The mapping $h:(0,\infty)\times(-1,1)\to X$ given by $h(x,t)=\bigl(x,\sin(1/x)+tx\bigr)$ is a homeomorphism, so $X$ is an open set. It remains to show that $\overline X$ is not path-connected. For this, suppose that some continuous path $\gamma:[0,1]\to\overline X$ is such that $\gamma(0)=(0,0)$ and $\gamma(1)=(1/\pi,0)$. Let $$c=\sup\{x\in[0,1]: \gamma(x)\in Y\}\,.$$ Since $Y$ is closed, then we actually have $\gamma(c)\in Y$, and so $\gamma\bigl([c,1]\bigr)\cap Y=\emptyset$.

Let $(x,y)\in\overline X$, with $x>0$. Then some sequence $(x_n,y_n)\in X$ converges to $(x,y)$, and so $y_n=\sin(1/x_n)+t_nx_n$ with $t_n\in(-1,1)$. Taking a subsequence, we can suppose that $t_n\to t\in[-1,1]$, which implies $y=\sin(1/x)+tx$. This shows that the points of $\overline X$ outside $Y$ are in the union, say $T$, of the closed segments $\overline{L_x}$ with $x>0$ (which is visually obvious).
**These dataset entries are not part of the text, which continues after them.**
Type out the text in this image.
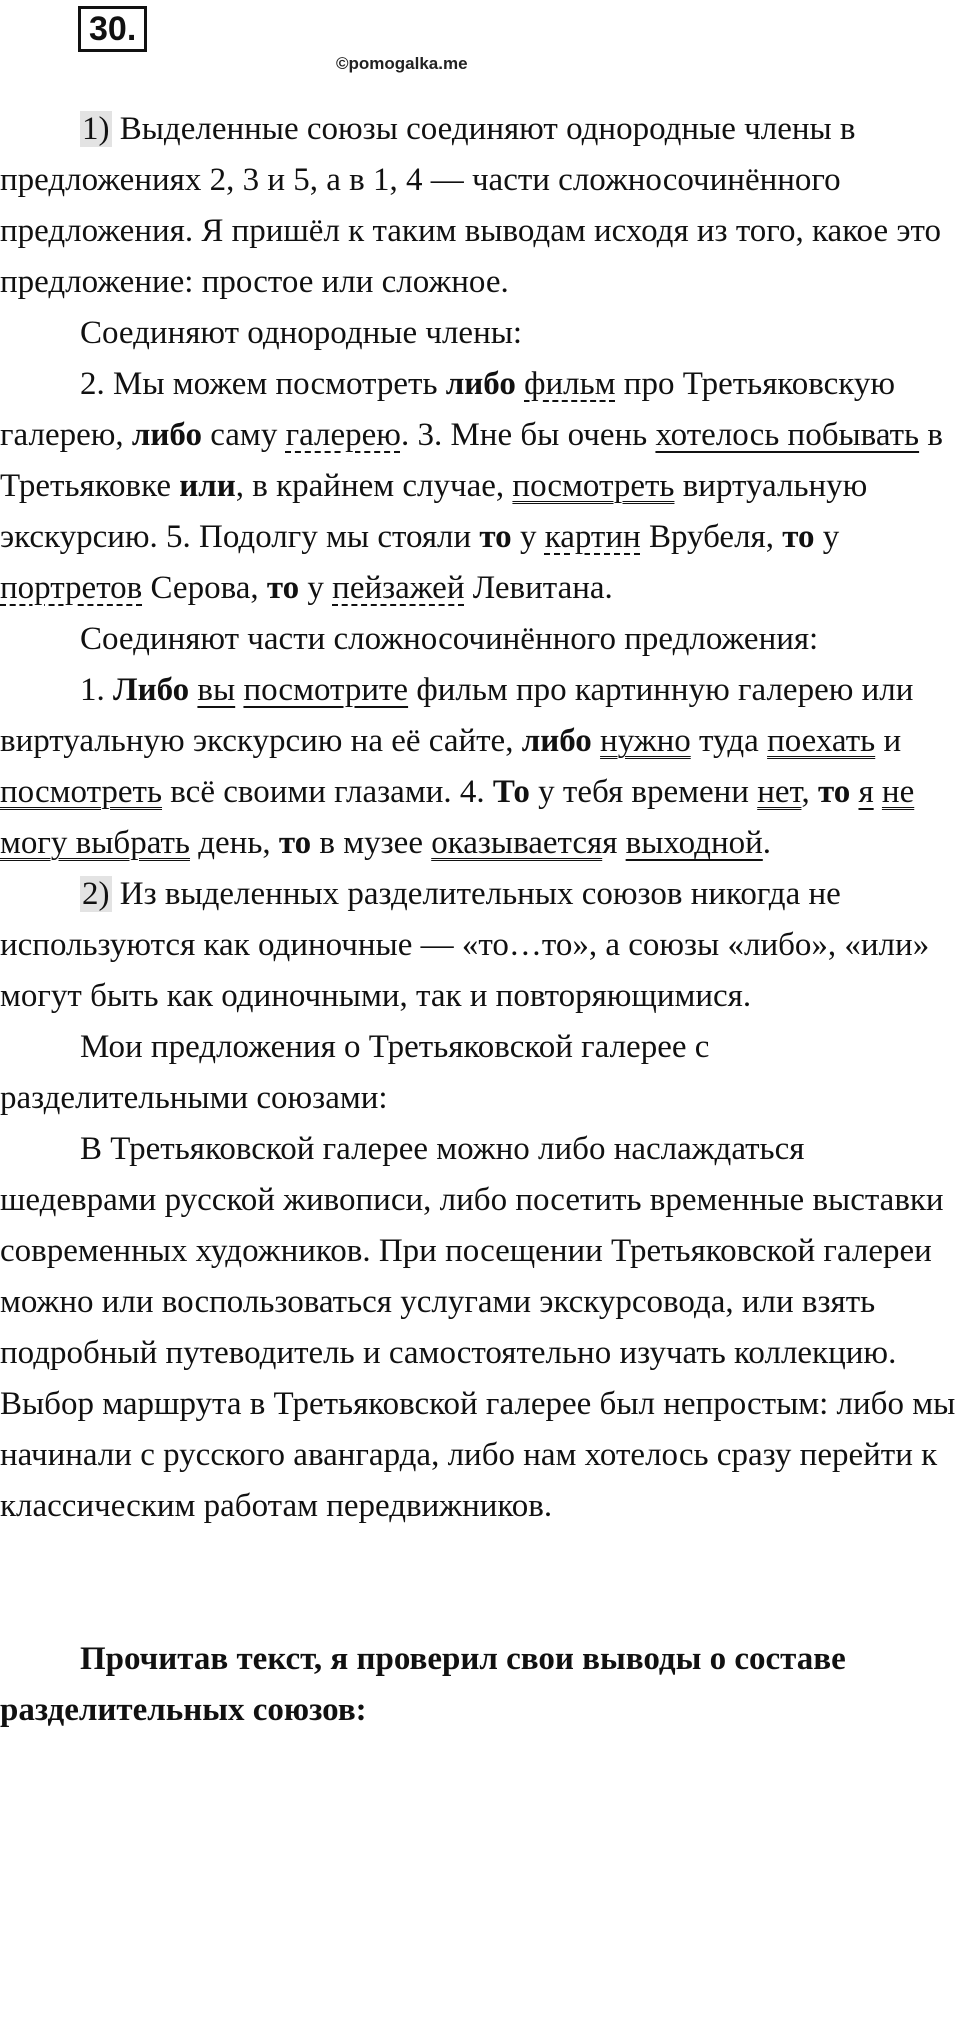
30.
©pomogalka.me

1) Выделенные союзы соединяют однородные члены в предложениях 2, 3 и 5, а в 1, 4 — части сложносочинённого предложения. Я пришёл к таким выводам исходя из того, какое это предложение: простое или сложное.

Соединяют однородные члены:

2. Мы можем посмотреть либо фильм про Третьяковскую галерею, либо саму галерею. 3. Мне бы очень хотелось побывать в Третьяковке или, в крайнем случае, посмотреть виртуальную экскурсию. 5. Подолгу мы стояли то у картин Врубеля, то у портретов Серова, то у пейзажей Левитана.

Соединяют части сложносочинённого предложения:

1. Либо вы посмотрите фильм про картинную галерею или виртуальную экскурсию на её сайте, либо нужно туда поехать и посмотреть всё своими глазами. 4. То у тебя времени нет, то я не могу выбрать день, то в музее оказываетсяя выходной.

2) Из выделенных разделительных союзов никогда не используются как одиночные — «то…то», а союзы «либо», «или» могут быть как одиночными, так и повторяющимися.

Мои предложения о Третьяковской галерее с разделительными союзами:

В Третьяковской галерее можно либо наслаждаться шедеврами русской живописи, либо посетить временные выставки современных художников. При посещении Третьяковской галереи можно или воспользоваться услугами экскурсовода, или взять подробный путеводитель и самостоятельно изучать коллекцию.

Выбор маршрута в Третьяковской галерее был непростым: либо мы начинали с русского авангарда, либо нам хотелось сразу перейти к классическим работам передвижников.

Прочитав текст, я проверил свои выводы о составе разделительных союзов:
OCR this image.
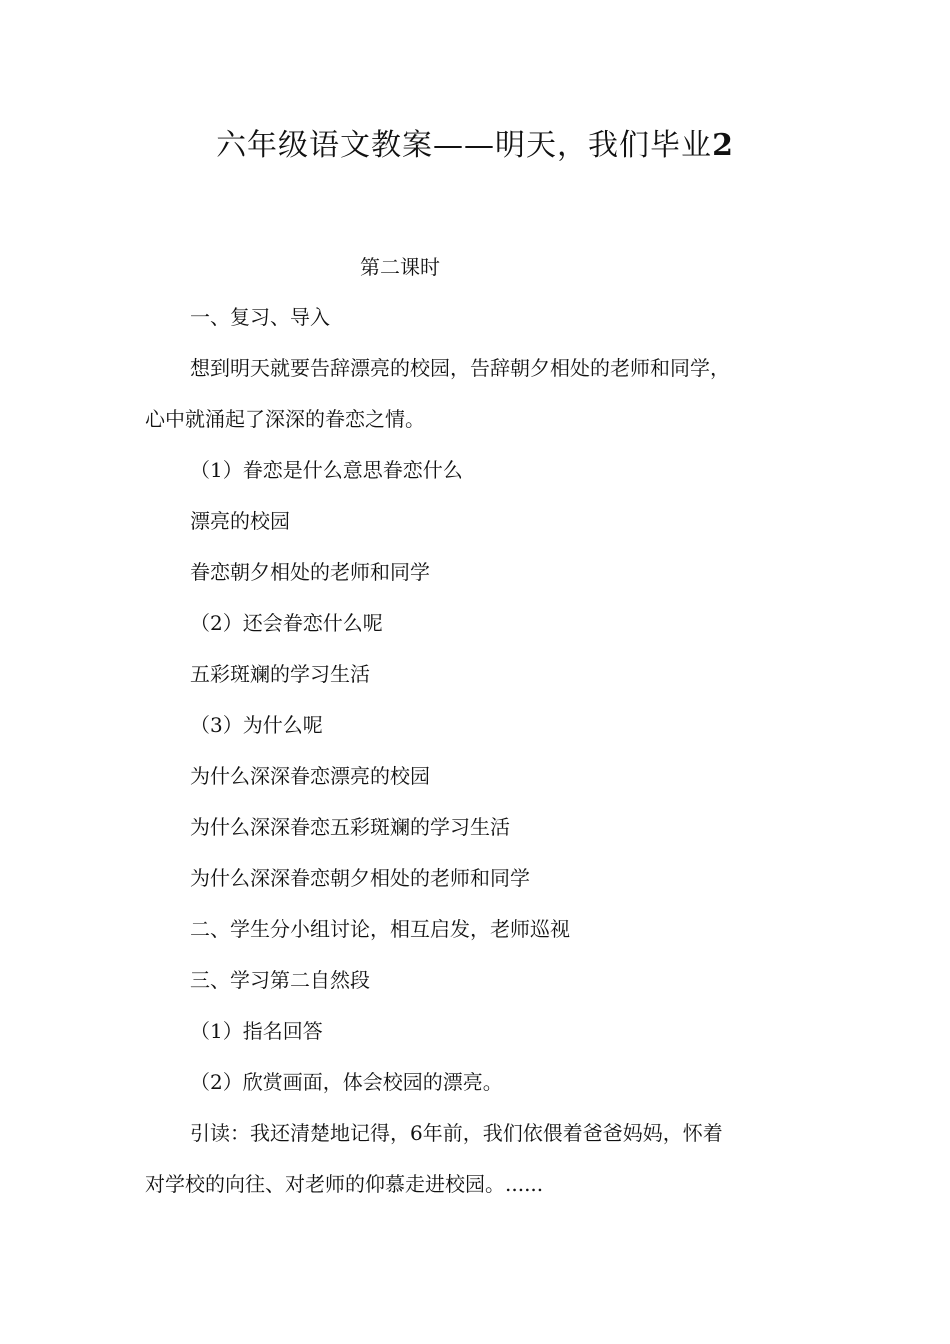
六年级语文教案——明天，我们毕业2
第二课时
一、复习、导入
想到明天就要告辞漂亮的校园，告辞朝夕相处的老师和同学，
心中就涌起了深深的眷恋之情。
（1）眷恋是什么意思眷恋什么
漂亮的校园
眷恋朝夕相处的老师和同学
（2）还会眷恋什么呢
五彩斑斓的学习生活
（3）为什么呢
为什么深深眷恋漂亮的校园
为什么深深眷恋五彩斑斓的学习生活
为什么深深眷恋朝夕相处的老师和同学
二、学生分小组讨论，相互启发，老师巡视
三、学习第二自然段
（1）指名回答
（2）欣赏画面，体会校园的漂亮。
引读：我还清楚地记得，6年前，我们依偎着爸爸妈妈，怀着
对学校的向往、对老师的仰慕走进校园。......
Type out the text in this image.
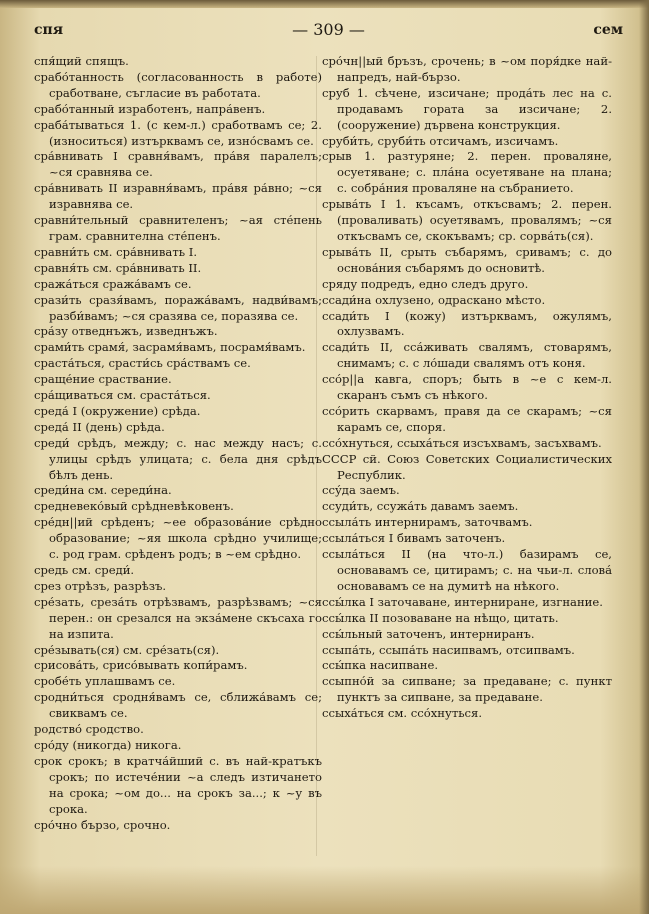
спя	— 309 —	сем

спя́щий спящъ.

срабо́танность (согласованность в работе) сработване, съгласие въ работата.

срабо́танный изработенъ, напра́венъ.

сраба́тываться 1. (с кем-л.) сработвамъ се; 2. (износиться) изтърквамъ се, изно́свамъ се.

сра́внивать I сравня́вамъ, пра́вя паралелъ; ~ся сравнява се.

сра́внивать II изравня́вамъ, пра́вя ра́вно; ~ся изравнява се.

сравни́тельный сравнителенъ; ~ая сте́пень грам. сравнителна сте́пенъ.

сравни́ть см. сра́внивать I.

сравня́ть см. сра́внивать II.

сража́ться сража́вамъ се.

срази́ть сразя́вамъ, поража́вамъ, надви́вамъ; разби́вамъ; ~ся сразява се, поразява се.

сра́зу отведнъжъ, изведнъжъ.

срами́ть срамя́, засрамя́вамъ, посрамя́вамъ.

сраста́ться, срасти́сь сра́ствамъ се.

сраще́ние сраствание.

сра́щиваться см. сраста́ться.

среда́ I (окружение) срѣда.

среда́ II (день) срѣда.

среди́ срѣдъ, между; с. нас между насъ; с. улицы срѣдъ улицата; с. бела дня срѣдъ бѣлъ день.

среди́на см. середи́на.

средневеко́вый срѣдневѣковенъ.

сре́дн||ий срѣденъ; ~ее образова́ние срѣдно образование; ~яя школа срѣдно училище; с. род грам. срѣденъ родъ; в ~ем срѣдно.

средь см. среди́.

срез отрѣзъ, разрѣзъ.

сре́зать, среза́ть отрѣзвамъ, разрѣзвамъ; ~ся перен.: он срезался на экза́мене скъсаха го на изпита.

сре́зывать(ся) см. сре́зать(ся).

срисова́ть, срисо́вывать копи́рамъ.

сробе́ть уплашвамъ се.

сродни́ться сродня́вамъ се, сближа́вамъ се; свиквамъ се.

родство́ сродство.

сро́ду (никогда) никога.

срок срокъ; в кратча́йший с. въ най-кратъкъ срокъ; по истече́нии ~а следъ изтичането на срока; ~ом до... на срокъ за...; к ~у въ срока.

сро́чно бързо, срочно.

сро́чн||ый бръзъ, срочень; в ~ом поря́дке най-напредъ, най-бързо.

сруб 1. сѣчене, изсичане; прода́ть лес на с. продавамъ гората за изсичане; 2. (сооружение) дървена конструкция.

сруби́ть, сруби́ть отсичамъ, изсичамъ.

срыв 1. разтуряне; 2. перен. проваляне, осуетяване; с. пла́на осуетяване на плана; с. собра́ния проваляне на събранието.

срыва́ть I 1. късамъ, откъсвамъ; 2. перен. (проваливать) осуетявамъ, провалямъ; ~ся откъсвамъ се, скокъвамъ; ср. сорва́ть(ся).

срыва́ть II, срыть събарямъ, сривамъ; с. до основа́ния събарямъ до основитѣ.

сряду подредъ, едно следъ друго.

ссади́на охлузено, одраскано мѣсто.

ссади́ть I (кожу) изтърквамъ, ожулямъ, охлузвамъ.

ссади́ть II, сса́живать свалямъ, стоварямъ, снимамъ; с. с ло́шади свалямъ отъ коня.

ссо́р||а кавга, споръ; быть в ~е с кем-л. скаранъ съмъ съ нѣкого.

ссо́рить скарвамъ, правя да се скарамъ; ~ся карамъ се, споря.

ссо́хнуться, ссыха́ться изсъхвамъ, засъхвамъ.

СССР сй. Союз Советских Социалистических Республик.

ссу́да заемъ.

ссуди́ть, ссужа́ть давамъ заемъ.

ссыла́ть интернирамъ, заточвамъ.

ссыла́ться I бивамъ заточенъ.

ссыла́ться II (на что-л.) базирамъ се, основавамъ се, цитирамъ; с. на чьи-л. слова́ основавамъ се на думитѣ на нѣкого.

ссы́лка I заточаване, интерниране, изгнание.

ссы́лка II позоваване на нѣщо, цитать.

ссы́льный заточенъ, интерниранъ.

ссыпа́ть, ссыпа́ть насипвамъ, отсипвамъ.

ссы́пка насипване.

ссыпно́й за сипване; за предаване; с. пункт пунктъ за сипване, за предаване.

ссыха́ться см. ссо́хнуться.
In particular we have $\gamma\bigl((c,1]\bigr)\subseteq T$.

Let $\gamma(x)=\bigl(\alpha(x),\beta(x)\bigr)$. If $c<d\leq1$, then $\alpha(d)>0$. Let $k$ be a positive integer such that $s,t<\min\{1/2,\alpha(d)\}$, where

$$s=\frac1{2k\pi+\frac\pi2},\ t=\frac1{2k\pi-\frac\pi2}.$$

Since $\alpha$ is continuous, then some $d^\prime,d^{\prime\prime}\in(c,d)$ satisfy $\alpha(d^\prime)=s$ and $\alpha(d^{\prime\prime})=t$. In this case we have $|\beta(d^\prime)-\sin(1/s)|=|\beta(d^\prime)-1|\leq s\leq1/2$, and so $\beta(d^\prime)\geq1/2$. Similarly we have $|\beta(d^{\prime\prime})-\sin(1/t)|=|\beta(d^{\prime\prime})+1|\leq t\leq1/2$, which implies $\beta(d^{\prime\prime})\leq-1/2$. Since $\beta$ is continuous, then $\beta(d^{\prime\prime\prime})=1/2$ for some $d^{\prime\prime\prime}$ between $d^\prime$ and $d^{\prime\prime}$.

Consequently, as $d$ goes to $c$, the points $\gamma(d^{\prime\prime\prime})$ converge to $(0,1/2)$. Therefore $(0,1/2)\in\overline{\gamma\bigl([c,1]\bigr)}$, which is absurd because $\gamma\bigl([c,1]\bigr)$ is compact, hence closed, and we already see that $\gamma\bigl([c,1]\bigr)\cap Y=\emptyset$. This contradiction shows that $\overline X$ is not path-connected.